The next number is “Getaway Car”. Paul Simon fans will love this one. One can easily see Simon himself doing this one on a Graceland-like album. It’s followed by a love song called “To The End Of The World”. This one is also very much a Paul Simon-like song. Indeed, DeVita freely admitted: “Paul Simon is a member of my holy trinity: Lennon/McCartney/Simon.” She was quite happy to have Kumalo play bass on this track, too, confirming that “he was Simon’s bass player on Graceland.”
“Eyes Undressed” and “You Shot Me With The Moon” are two more cuts composed with Tabacco. Somehow though, the songs still seems to come off as pure DeVita. Whether this is a testimony of Tabacco’s ability to put the focus on the siren’s song or DeVita’s ability to make anyone’s material her own remains to be seen.
Perhaps they simply work well together. It doesn’t matter. All that really matters is the tuneful team-up works. (The latter track is also highlighted by Teddy Kumpel on guitars, bass and drums.)
The closing cut brings back Pomes on bass and guitar for a noteworthy number named “Barefoot Girl Walking By” which once more showcases DeVita’s abilities as a versatile singer-songwriter. Tabacco himself states: “She’s a wonderful singer and her writing is closer to Paul Simon and Lennon & McCartney than the usual three people they always compare women writers to—i.e. Joni Mitchell, Carly Simon, Carole King . . . She’s got a gift with words and composing concise melodies . . .” Of the album Tabacco concludes: “It’s a great CD and I’m proud to have it in my catalog.”

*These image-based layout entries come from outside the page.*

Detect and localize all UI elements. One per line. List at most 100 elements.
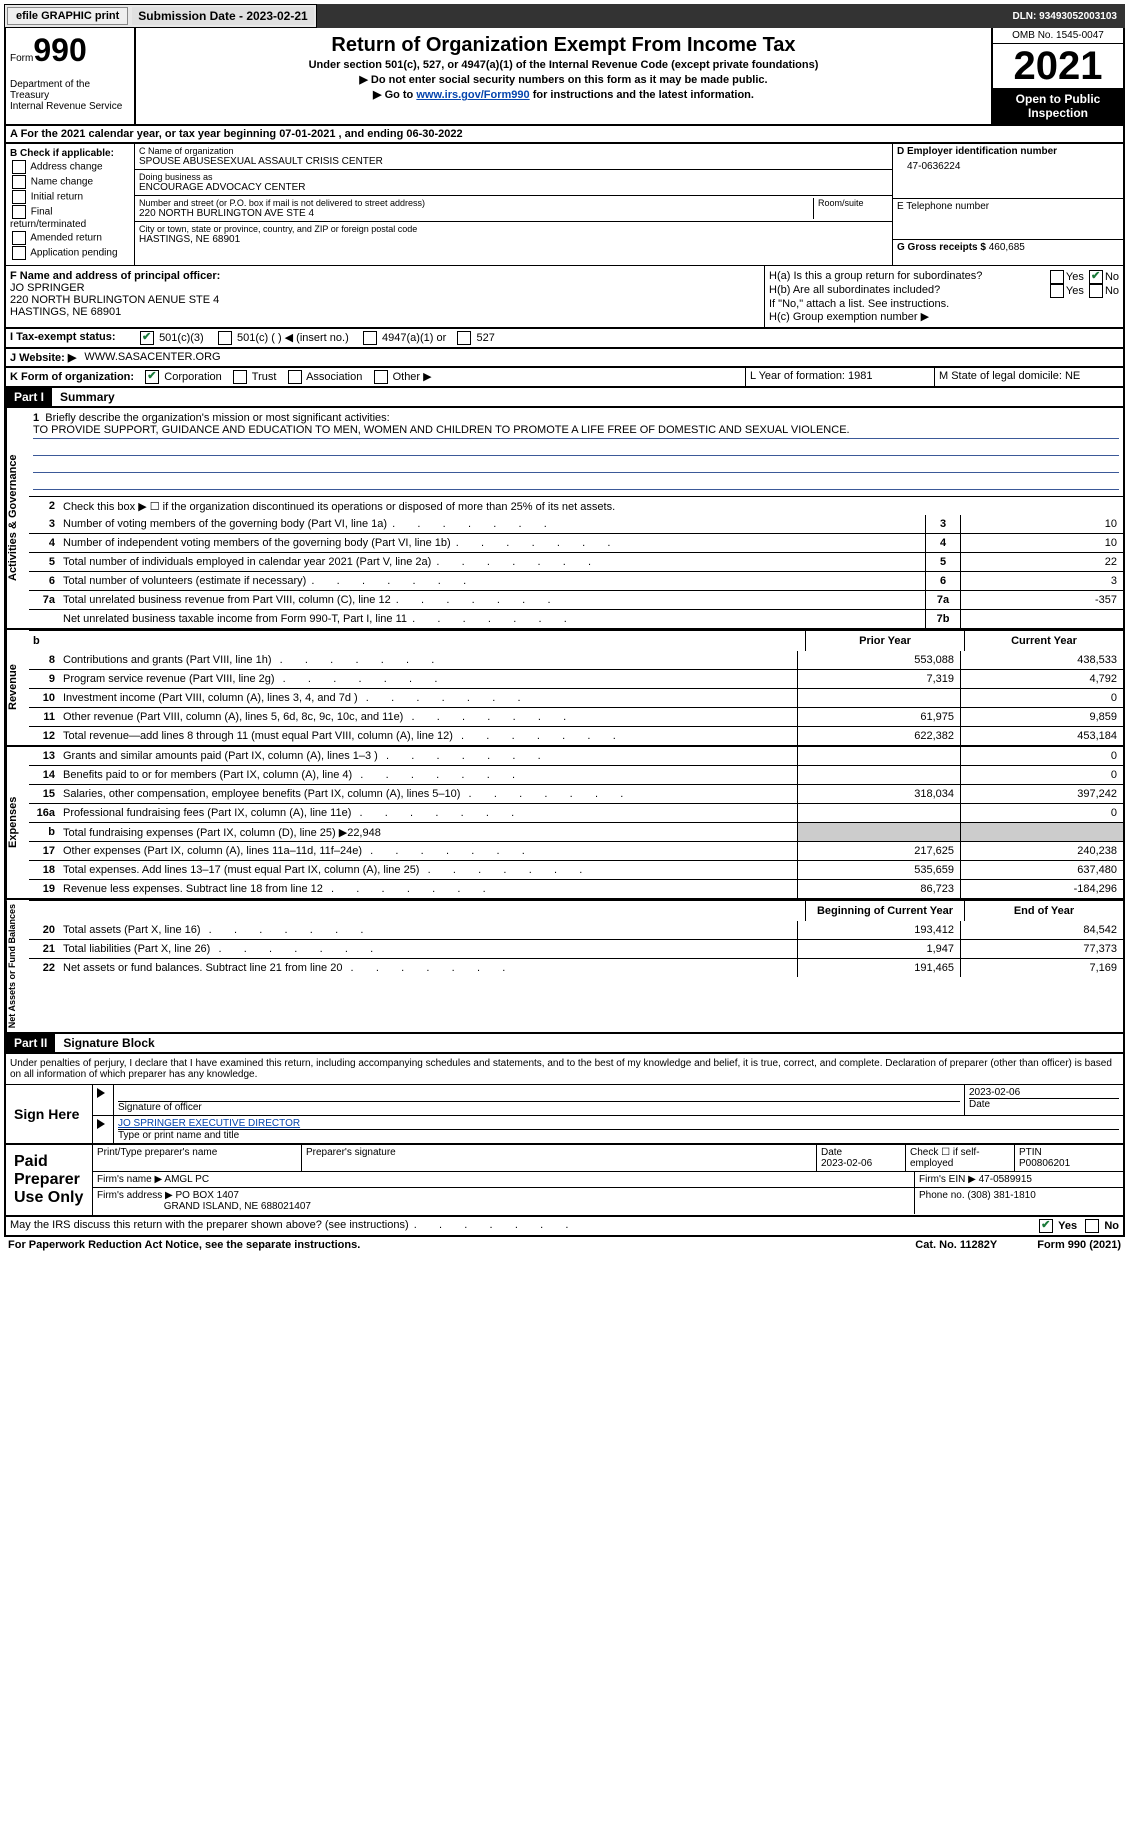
hb-no[interactable] (1089, 284, 1103, 298)
chk-501c3[interactable] (140, 331, 154, 345)
f-label: F Name and address of principal officer: (10, 270, 760, 282)
table-row: 3Number of voting members of the governi… (29, 515, 1123, 533)
chk-address-change[interactable]: Address change (10, 160, 130, 174)
part-i-badge: Part I (6, 388, 52, 406)
row-a-period: A For the 2021 calendar year, or tax yea… (4, 126, 1125, 144)
tax-year: 2021 (993, 44, 1123, 88)
chk-trust[interactable] (233, 370, 247, 384)
paid-preparer-label: Paid Preparer Use Only (6, 1145, 93, 1215)
table-row: 9Program service revenue (Part VIII, lin… (29, 669, 1123, 688)
irs-link[interactable]: www.irs.gov/Form990 (416, 89, 529, 101)
phone-label: Phone no. (919, 1190, 965, 1201)
chk-other[interactable] (374, 370, 388, 384)
form-word: Form (10, 53, 33, 64)
officer-name-link[interactable]: JO SPRINGER EXECUTIVE DIRECTOR (118, 1118, 300, 1129)
firm-addr2: GRAND ISLAND, NE 688021407 (164, 1201, 311, 1212)
subtitle-1: Under section 501(c), 527, or 4947(a)(1)… (140, 59, 987, 71)
chk-4947[interactable] (363, 331, 377, 345)
sign-here-label: Sign Here (6, 1085, 93, 1143)
col-b-checkboxes: B Check if applicable: Address change Na… (6, 144, 135, 265)
chk-pending[interactable]: Application pending (10, 246, 130, 260)
may-no[interactable] (1085, 1219, 1099, 1233)
form-number: 990 (33, 32, 86, 68)
table-row: 5Total number of individuals employed in… (29, 552, 1123, 571)
irs-label: Internal Revenue Service (10, 101, 130, 112)
vtab-expenses: Expenses (6, 747, 29, 898)
ein-value: 47-0636224 (897, 157, 1119, 172)
ptin-label: PTIN (1019, 1147, 1042, 1158)
hb-label: H(b) Are all subordinates included? (769, 284, 1048, 298)
part-i-header: Part I Summary (4, 388, 1125, 408)
chk-501c[interactable] (218, 331, 232, 345)
submission-date: Submission Date - 2023-02-21 (132, 7, 313, 25)
ha-label: H(a) Is this a group return for subordin… (769, 270, 1048, 284)
tel-label: E Telephone number (897, 201, 1119, 212)
j-label: J Website: ▶ (6, 349, 80, 366)
section-b-c-d: B Check if applicable: Address change Na… (4, 144, 1125, 265)
chk-final-return[interactable]: Final return/terminated (10, 205, 130, 230)
room-label: Room/suite (818, 198, 888, 208)
table-row: 20Total assets (Part X, line 16) 193,412… (29, 921, 1123, 939)
mission-label: Briefly describe the organization's miss… (45, 412, 389, 424)
efile-print-button[interactable]: efile GRAPHIC print (7, 7, 128, 25)
row-k-org-form: K Form of organization: Corporation Trus… (4, 368, 1125, 388)
table-row: 7aTotal unrelated business revenue from … (29, 590, 1123, 609)
subtitle-2: ▶ Do not enter social security numbers o… (140, 73, 987, 86)
line-2: Check this box ▶ ☐ if the organization d… (59, 498, 1123, 515)
col-d-ein: D Employer identification number 47-0636… (893, 144, 1123, 265)
chk-amended[interactable]: Amended return (10, 231, 130, 245)
firm-ein-label: Firm's EIN ▶ (919, 1174, 976, 1185)
name-title-label: Type or print name and title (118, 1130, 239, 1141)
col-c-org-info: C Name of organization SPOUSE ABUSESEXUA… (135, 144, 893, 265)
prep-date-label: Date (821, 1147, 842, 1158)
sig-date-label: Date (969, 1099, 990, 1110)
chk-initial-return[interactable]: Initial return (10, 190, 130, 204)
chk-assoc[interactable] (288, 370, 302, 384)
table-row: 6Total number of volunteers (estimate if… (29, 571, 1123, 590)
penalty-text: Under penalties of perjury, I declare th… (4, 1054, 1125, 1084)
section-f-h: F Name and address of principal officer:… (4, 265, 1125, 329)
form-footer: For Paperwork Reduction Act Notice, see … (4, 1235, 1125, 1253)
top-bar: efile GRAPHIC print Submission Date - 20… (4, 4, 1125, 28)
table-row: 10Investment income (Part VIII, column (… (29, 688, 1123, 707)
vtab-netassets: Net Assets or Fund Balances (6, 900, 29, 1032)
table-row: 15Salaries, other compensation, employee… (29, 784, 1123, 803)
chk-name-change[interactable]: Name change (10, 175, 130, 189)
sig-officer-label: Signature of officer (118, 1102, 202, 1113)
firm-ein: 47-0589915 (979, 1174, 1032, 1185)
dba-label: Doing business as (139, 172, 888, 182)
begin-year-hdr: Beginning of Current Year (805, 901, 964, 921)
chk-corp[interactable] (145, 370, 159, 384)
ha-no[interactable] (1089, 270, 1103, 284)
table-row: 4Number of independent voting members of… (29, 533, 1123, 552)
vtab-governance: Activities & Governance (6, 408, 29, 628)
table-row: 12Total revenue—add lines 8 through 11 (… (29, 726, 1123, 745)
firm-name-label: Firm's name ▶ (97, 1174, 162, 1185)
col-b-header: B Check if applicable: (10, 148, 130, 159)
table-row: 18Total expenses. Add lines 13–17 (must … (29, 860, 1123, 879)
may-irs-row: May the IRS discuss this return with the… (4, 1217, 1125, 1235)
ha-yes[interactable] (1050, 270, 1064, 284)
hb-yes[interactable] (1050, 284, 1064, 298)
street-address: 220 NORTH BURLINGTON AVE STE 4 (139, 208, 813, 219)
subtitle-3: ▶ Go to www.irs.gov/Form990 for instruct… (140, 88, 987, 101)
addr-label: Number and street (or P.O. box if mail i… (139, 198, 813, 208)
ptin-value: P00806201 (1019, 1158, 1070, 1169)
may-irs-text: May the IRS discuss this return with the… (10, 1219, 1037, 1233)
prior-year-hdr: Prior Year (805, 631, 964, 651)
gross-value: 460,685 (989, 242, 1025, 253)
omb-number: OMB No. 1545-0047 (993, 28, 1123, 44)
may-yes[interactable] (1039, 1219, 1053, 1233)
expenses-section: Expenses 13Grants and similar amounts pa… (4, 747, 1125, 900)
vtab-revenue: Revenue (6, 630, 29, 745)
org-name-label: C Name of organization (139, 146, 888, 156)
row-i-tax-status: I Tax-exempt status: 501(c)(3) 501(c) ( … (4, 329, 1125, 349)
part-ii-header: Part II Signature Block (4, 1034, 1125, 1054)
city-label: City or town, state or province, country… (139, 224, 888, 234)
officer-addr2: HASTINGS, NE 68901 (10, 306, 760, 318)
part-ii-badge: Part II (6, 1034, 55, 1052)
hb-note: If "No," attach a list. See instructions… (769, 298, 1119, 310)
chk-527[interactable] (457, 331, 471, 345)
table-row: 21Total liabilities (Part X, line 26) 1,… (29, 939, 1123, 958)
self-employed-chk[interactable]: Check ☐ if self-employed (906, 1145, 1015, 1171)
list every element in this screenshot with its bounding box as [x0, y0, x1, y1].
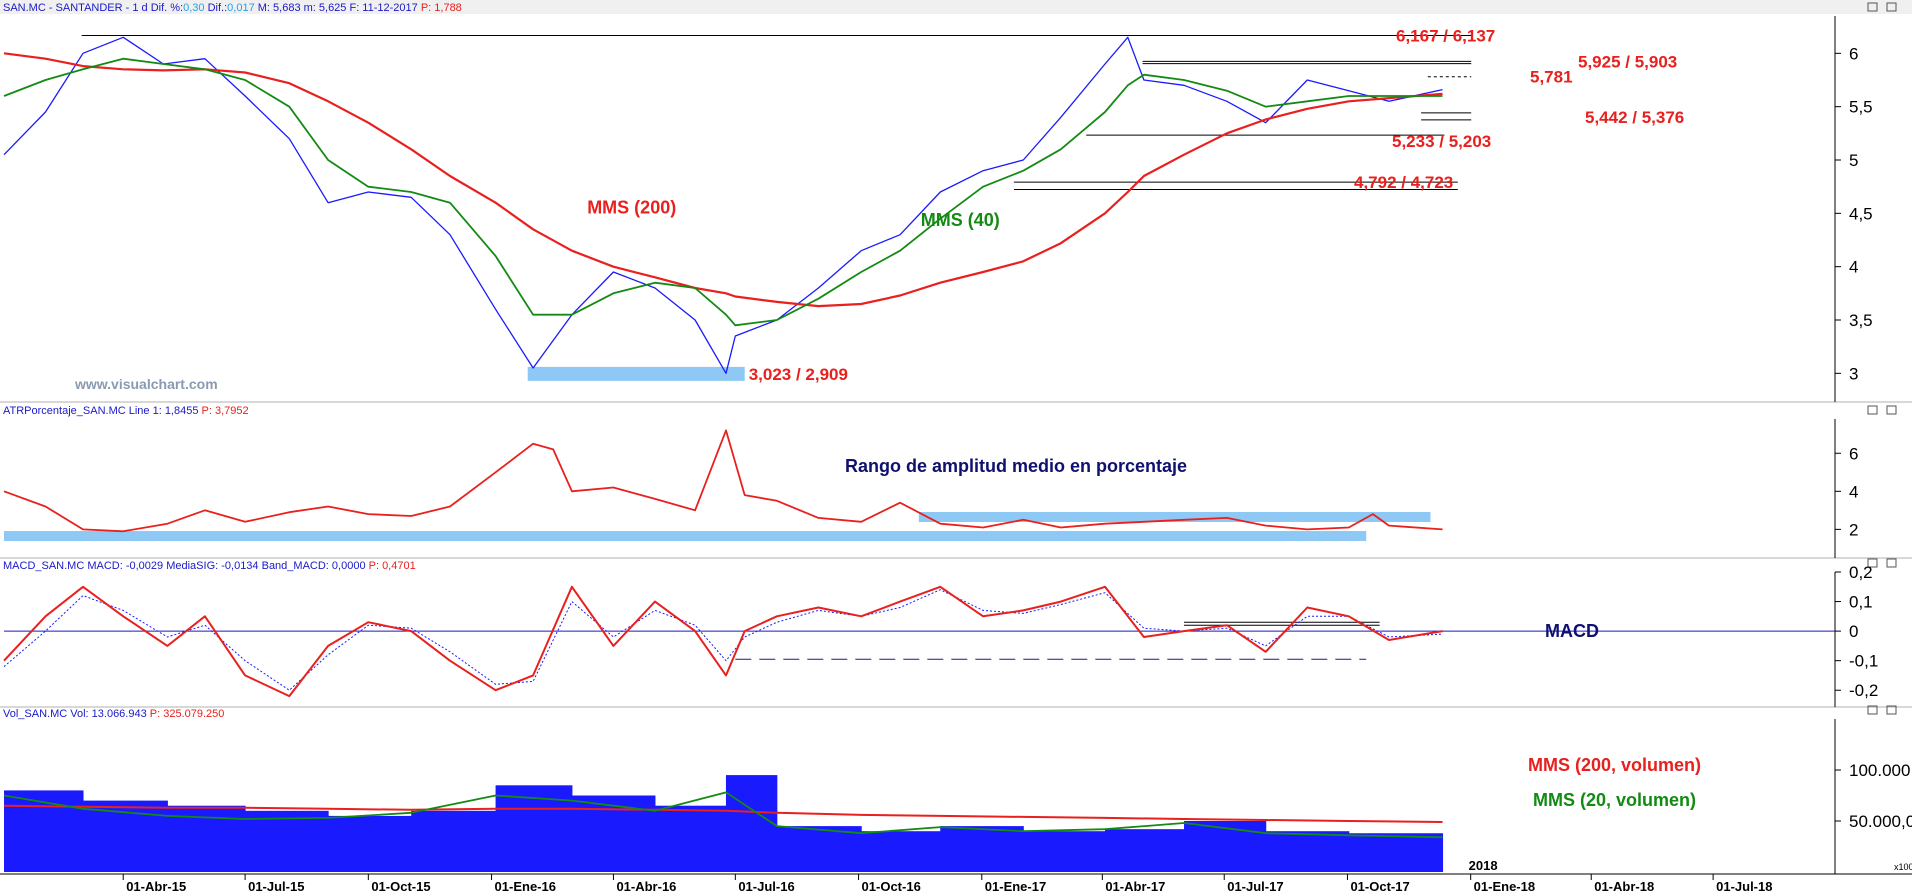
price-series — [3, 36, 1443, 374]
level-label: 5,781 — [1530, 68, 1573, 87]
x-year-marker: 2018 — [1469, 858, 1498, 873]
y-tick-label: 4 — [1849, 258, 1858, 277]
vol-sma20-series — [3, 791, 1443, 839]
series-label: MMS (40) — [921, 210, 1000, 230]
sma200-series — [3, 52, 1443, 308]
x-tick-label: 01-Jul-15 — [248, 879, 304, 892]
header-volume: Vol_SAN.MC Vol: 13.066.943 P: 325.079.25… — [3, 708, 224, 720]
volume-label: MMS (200, volumen) — [1528, 755, 1701, 775]
atr-band — [4, 531, 1367, 542]
restore-icon — [1867, 705, 1878, 715]
watermark: www.visualchart.com — [74, 376, 218, 392]
x-tick-label: 01-Abr-16 — [616, 879, 676, 892]
x-tick-label: 01-Oct-16 — [862, 879, 921, 892]
volume-bar — [411, 810, 497, 872]
volume-bar — [1184, 821, 1267, 872]
macd-signal-series — [3, 589, 1443, 691]
y-tick-label: 4,5 — [1849, 204, 1873, 223]
volume-bar — [940, 826, 1024, 872]
x-tick-label: 01-Jul-16 — [738, 879, 794, 892]
x-tick-label: 01-Jul-17 — [1227, 879, 1283, 892]
volume-bar — [83, 800, 168, 872]
vol-sma200-series — [3, 804, 1443, 823]
x-tick-label: 01-Ene-17 — [985, 879, 1046, 892]
level-label: 4,792 / 4,723 — [1354, 173, 1453, 192]
close-icon — [1886, 2, 1897, 12]
close-icon — [1886, 705, 1897, 715]
level-label: 5,233 / 5,203 — [1392, 132, 1491, 151]
x-tick-label: 01-Jul-18 — [1716, 879, 1772, 892]
x-tick-label: 01-Ene-18 — [1474, 879, 1535, 892]
atr-caption: Rango de amplitud medio en porcentaje — [845, 456, 1187, 476]
y-tick-label: 4 — [1849, 482, 1858, 501]
restore-icon — [1867, 405, 1878, 415]
volume-bar — [245, 810, 329, 872]
volume-bar — [1265, 831, 1350, 872]
x-tick-label: 01-Abr-18 — [1594, 879, 1654, 892]
y-tick-label: 3,5 — [1849, 311, 1873, 330]
volume-bar — [725, 775, 778, 872]
atr-band — [918, 511, 1431, 522]
series-label: MMS (200) — [587, 197, 676, 217]
sma40-series — [3, 57, 1443, 327]
support-band — [527, 366, 745, 381]
y-tick-label: 50.000,000 — [1849, 812, 1912, 831]
y-tick-label: 0,1 — [1849, 593, 1873, 612]
atr-series — [3, 429, 1443, 533]
y-tick-label: 5 — [1849, 151, 1858, 170]
x-tick-label: 01-Ene-16 — [495, 879, 556, 892]
scale-label: x100 — [1894, 862, 1912, 872]
header-macd: MACD_SAN.MC MACD: -0,0029 MediaSIG: -0,0… — [3, 560, 416, 572]
volume-bar — [1023, 831, 1106, 872]
y-tick-label: 0 — [1849, 622, 1858, 641]
header-main: SAN.MC - SANTANDER - 1 d Dif. %:0,30 Dif… — [3, 2, 462, 14]
y-tick-label: 100.000,000 — [1849, 761, 1912, 780]
level-label: 6,167 / 6,137 — [1396, 27, 1495, 46]
x-tick-label: 01-Abr-15 — [126, 879, 186, 892]
y-tick-label: -0,2 — [1849, 681, 1878, 700]
volume-bar — [1105, 829, 1185, 872]
close-icon — [1886, 405, 1897, 415]
level-label: 5,925 / 5,903 — [1578, 52, 1677, 71]
restore-icon — [1867, 558, 1878, 568]
volume-bar — [1348, 833, 1444, 872]
y-tick-label: -0,1 — [1849, 652, 1878, 671]
volume-bar — [861, 831, 941, 872]
support-band-label: 3,023 / 2,909 — [749, 365, 848, 384]
close-icon — [1886, 558, 1897, 568]
y-tick-label: 6 — [1849, 444, 1858, 463]
macd-series — [3, 585, 1443, 698]
y-tick-label: 2 — [1849, 520, 1858, 539]
x-tick-label: 01-Oct-17 — [1350, 879, 1409, 892]
restore-icon — [1867, 2, 1878, 12]
x-tick-label: 01-Abr-17 — [1105, 879, 1165, 892]
volume-bar — [4, 790, 84, 872]
level-label: 5,442 / 5,376 — [1585, 108, 1684, 127]
volume-bar — [776, 826, 862, 872]
volume-bar — [654, 805, 727, 872]
y-tick-label: 0,2 — [1849, 563, 1873, 582]
volume-bar — [328, 815, 412, 872]
header-atr: ATRPorcentaje_SAN.MC Line 1: 1,8455 P: 3… — [3, 405, 249, 417]
volume-bar — [571, 795, 656, 872]
macd-caption: MACD — [1545, 621, 1599, 641]
volume-label: MMS (20, volumen) — [1533, 790, 1696, 810]
y-tick-label: 3 — [1849, 364, 1858, 383]
y-tick-label: 6 — [1849, 44, 1858, 63]
y-tick-label: 5,5 — [1849, 98, 1873, 117]
x-tick-label: 01-Oct-15 — [371, 879, 430, 892]
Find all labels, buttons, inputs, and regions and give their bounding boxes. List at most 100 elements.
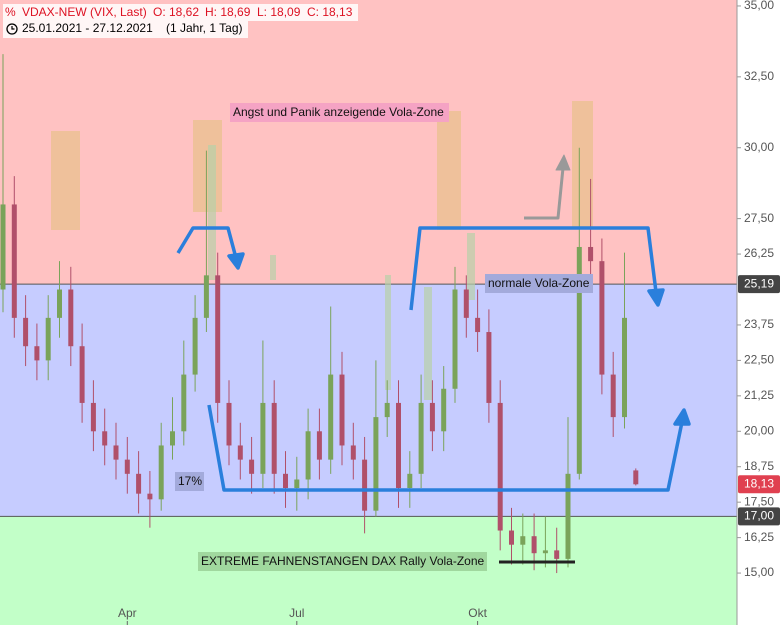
candle-body bbox=[34, 346, 40, 361]
y-tick-label: 23,75 bbox=[744, 317, 774, 331]
candle-body bbox=[90, 402, 96, 432]
info-close: C: 18,13 bbox=[307, 5, 353, 19]
candle-body bbox=[599, 261, 605, 375]
candle-body bbox=[554, 550, 560, 559]
candle-body bbox=[181, 374, 187, 432]
candle-body bbox=[497, 402, 503, 531]
highlight-boxes bbox=[51, 101, 593, 400]
trend-arrow bbox=[409, 226, 658, 311]
period-bg bbox=[3, 21, 248, 38]
candle-body bbox=[633, 470, 639, 485]
candle-body bbox=[350, 445, 356, 460]
candle-body bbox=[79, 346, 85, 403]
candle-body bbox=[283, 473, 288, 488]
candle-body bbox=[429, 402, 435, 432]
y-tick-label: 27,50 bbox=[744, 211, 774, 225]
highlight-box bbox=[437, 111, 461, 230]
zones bbox=[0, 0, 737, 625]
y-tick-label: 16,25 bbox=[744, 530, 774, 544]
candle-body bbox=[192, 317, 198, 375]
candle-body bbox=[23, 317, 29, 347]
candle-body bbox=[203, 275, 209, 318]
candle-body bbox=[441, 388, 447, 432]
candle-body bbox=[576, 246, 582, 474]
candle-body bbox=[68, 289, 74, 347]
zone-panic bbox=[0, 0, 737, 285]
candle-body bbox=[147, 493, 153, 500]
candle-body bbox=[226, 402, 232, 446]
arrow-head bbox=[673, 408, 691, 426]
candle-body bbox=[486, 332, 492, 403]
x-tick-label: Apr bbox=[118, 606, 137, 620]
level-box bbox=[738, 475, 780, 494]
y-tick-label: 17,50 bbox=[744, 494, 774, 508]
candle-body bbox=[418, 402, 424, 474]
highlight-box bbox=[51, 131, 80, 230]
info-low: L: 18,09 bbox=[257, 5, 301, 19]
level-box bbox=[738, 275, 780, 294]
candle-body bbox=[294, 479, 300, 488]
annotation-bg bbox=[485, 274, 593, 293]
y-tick-label: 32,50 bbox=[744, 69, 774, 83]
candle-body bbox=[339, 374, 345, 446]
candle-body bbox=[249, 459, 255, 474]
candle-body bbox=[542, 550, 548, 554]
info-high: H: 18,69 bbox=[205, 5, 251, 19]
candle-body bbox=[520, 536, 526, 545]
y-axis: 15,00 16,25 17,50 18,75 20,00 21,25 22,50 23,75… bbox=[118, 0, 780, 625]
candle-body bbox=[328, 374, 334, 460]
candle-body bbox=[102, 431, 108, 446]
candle-body bbox=[531, 536, 537, 554]
candle-body bbox=[316, 431, 322, 460]
info-symbol: VDAX-NEW (VIX, Last) bbox=[22, 5, 147, 19]
annotation: 17% bbox=[178, 474, 202, 488]
candle-body bbox=[136, 473, 142, 494]
annotation: Angst und Panik anzeigende Vola-Zone bbox=[233, 105, 444, 119]
trend-arrow bbox=[207, 404, 684, 492]
candle-body bbox=[384, 402, 390, 418]
candle-body bbox=[158, 445, 164, 500]
candle-body bbox=[622, 317, 627, 418]
y-tick-label: 18,75 bbox=[744, 459, 774, 473]
candle-body bbox=[588, 246, 594, 262]
candle-body bbox=[57, 289, 62, 318]
candle-body bbox=[452, 289, 458, 389]
clock-hand bbox=[11, 26, 15, 30]
annotation-bg bbox=[230, 103, 449, 122]
level-label: 17,00 bbox=[744, 509, 774, 523]
period: 25.01.2021 - 27.12.2021 bbox=[22, 21, 153, 35]
annotation-bg bbox=[175, 472, 204, 491]
clock-icon bbox=[6, 23, 18, 35]
highlight-box bbox=[385, 275, 391, 390]
highlight-box bbox=[193, 120, 222, 212]
y-tick-label: 21,25 bbox=[744, 388, 774, 402]
candle-body bbox=[475, 317, 481, 333]
trend-arrow bbox=[524, 167, 565, 220]
y-tick-label: 20,00 bbox=[744, 423, 774, 437]
candle-body bbox=[215, 275, 221, 403]
candle-body bbox=[271, 402, 277, 474]
candle-body bbox=[305, 431, 311, 480]
candle-body bbox=[463, 289, 469, 318]
candle-body bbox=[509, 530, 514, 545]
y-tick-label: 15,00 bbox=[744, 565, 774, 579]
candle-body bbox=[113, 445, 119, 460]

Indeed, DeVita, who most recently the song “Such a Mystery”—a cover of a song by Peter Kearns—seems capable of paying frequent tribute to her favorite singer-songwriters in songs that while obviously influenced by others somehow remain unique. DeVita writes songs that are both universal and yet somehow still intimate. Presently located in Honesdale, PA, (a mere two hours from where your crusty chronicler grew up) DeVita is currently working with Tabacco on her next project tentatively titled The Kama Sutra Rodeo. If it’s of the same quality as her current offering it will surely be Something Good,
My name is Phoenix and . . . that’s the bottom line.